I love a good storm. Lightening and thunder and leaves flying everywhere! It does a soul good to have the air cleared. That sums up this past spring after an upside down tornado hit my neighborhood. Trees, sheds, and fences came crashing down. It was no big deal except for the fact that it unearthed more than just trees. It laid my soul bare.
In the middle of dealing with the aftermath of the storm I was hit with a string of hold-on-to-your-hat-things-are-going-to-get-messy events. I held on to my hat. I reached out to my friends, celebrated my successes when they came, laughed at myself and continued to march. It was all part of the wilderness experience of being human.
Now, here I am a few months later changed in ways I don’t completely understand yet. The question I find myself asking is this, who would I be if I didn’t think I knew who I was? Who am I beyond the roles that I have claimed as my own rather they’re true or not? The only way I know to find those answers it to go to ground and sit in silence.

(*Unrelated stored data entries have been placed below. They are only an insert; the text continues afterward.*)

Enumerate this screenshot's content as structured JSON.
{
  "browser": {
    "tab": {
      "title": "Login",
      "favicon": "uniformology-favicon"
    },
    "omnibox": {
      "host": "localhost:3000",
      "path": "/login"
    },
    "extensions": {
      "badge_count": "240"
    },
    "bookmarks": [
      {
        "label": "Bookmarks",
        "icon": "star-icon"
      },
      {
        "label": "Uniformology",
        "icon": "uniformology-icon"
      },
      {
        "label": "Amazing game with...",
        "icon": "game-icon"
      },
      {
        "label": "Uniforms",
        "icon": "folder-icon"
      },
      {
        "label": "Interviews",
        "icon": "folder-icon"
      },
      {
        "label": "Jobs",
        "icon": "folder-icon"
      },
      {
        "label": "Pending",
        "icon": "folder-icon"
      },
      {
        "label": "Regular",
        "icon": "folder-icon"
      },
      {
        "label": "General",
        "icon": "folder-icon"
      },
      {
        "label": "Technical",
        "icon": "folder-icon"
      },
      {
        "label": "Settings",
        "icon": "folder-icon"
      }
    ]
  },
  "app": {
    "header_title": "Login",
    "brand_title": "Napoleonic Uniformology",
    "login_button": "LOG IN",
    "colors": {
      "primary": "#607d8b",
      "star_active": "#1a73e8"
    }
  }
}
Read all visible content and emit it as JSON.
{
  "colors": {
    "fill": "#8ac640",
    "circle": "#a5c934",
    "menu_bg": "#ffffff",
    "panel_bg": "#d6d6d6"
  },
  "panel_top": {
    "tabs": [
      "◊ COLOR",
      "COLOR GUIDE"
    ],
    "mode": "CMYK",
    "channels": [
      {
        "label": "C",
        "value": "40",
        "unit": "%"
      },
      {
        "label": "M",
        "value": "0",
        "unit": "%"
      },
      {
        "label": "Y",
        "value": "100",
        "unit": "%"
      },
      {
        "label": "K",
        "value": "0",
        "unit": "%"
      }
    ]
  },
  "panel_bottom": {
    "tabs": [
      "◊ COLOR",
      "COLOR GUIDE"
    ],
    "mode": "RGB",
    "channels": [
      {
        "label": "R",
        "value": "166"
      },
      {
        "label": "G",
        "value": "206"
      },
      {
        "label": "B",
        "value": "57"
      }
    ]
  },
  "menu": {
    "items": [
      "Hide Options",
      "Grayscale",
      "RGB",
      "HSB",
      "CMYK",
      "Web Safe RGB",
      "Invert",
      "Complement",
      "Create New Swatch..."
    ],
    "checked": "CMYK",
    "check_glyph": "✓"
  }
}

Silence has filled my life with a glorious grace. It is a comfort, a strength I didn’t know I had. I’ve stopped needing to be right. I’ve stopped defending and explaining who I am and what I think because I’m curious about what is in the silence. I’m curious about who I could be if I got out of the way. Who am I stripped bare of my identity and labels I wear with equal degrees of shame and pride? Who are you?
Sitting in that space of not knowing has made me more intentional with my words, more thoughtful about what I say. That seems to me to be needed more than ever these days. It’s too easy to jump into the conversational fray with knee jerk reactions that come from who I think I am, with labels I claim as true and defend to the death.
It’s either fear or love, baby. I want to contribute Love to the conversation. I want to be Love. First I have to stop pretending to be who I am.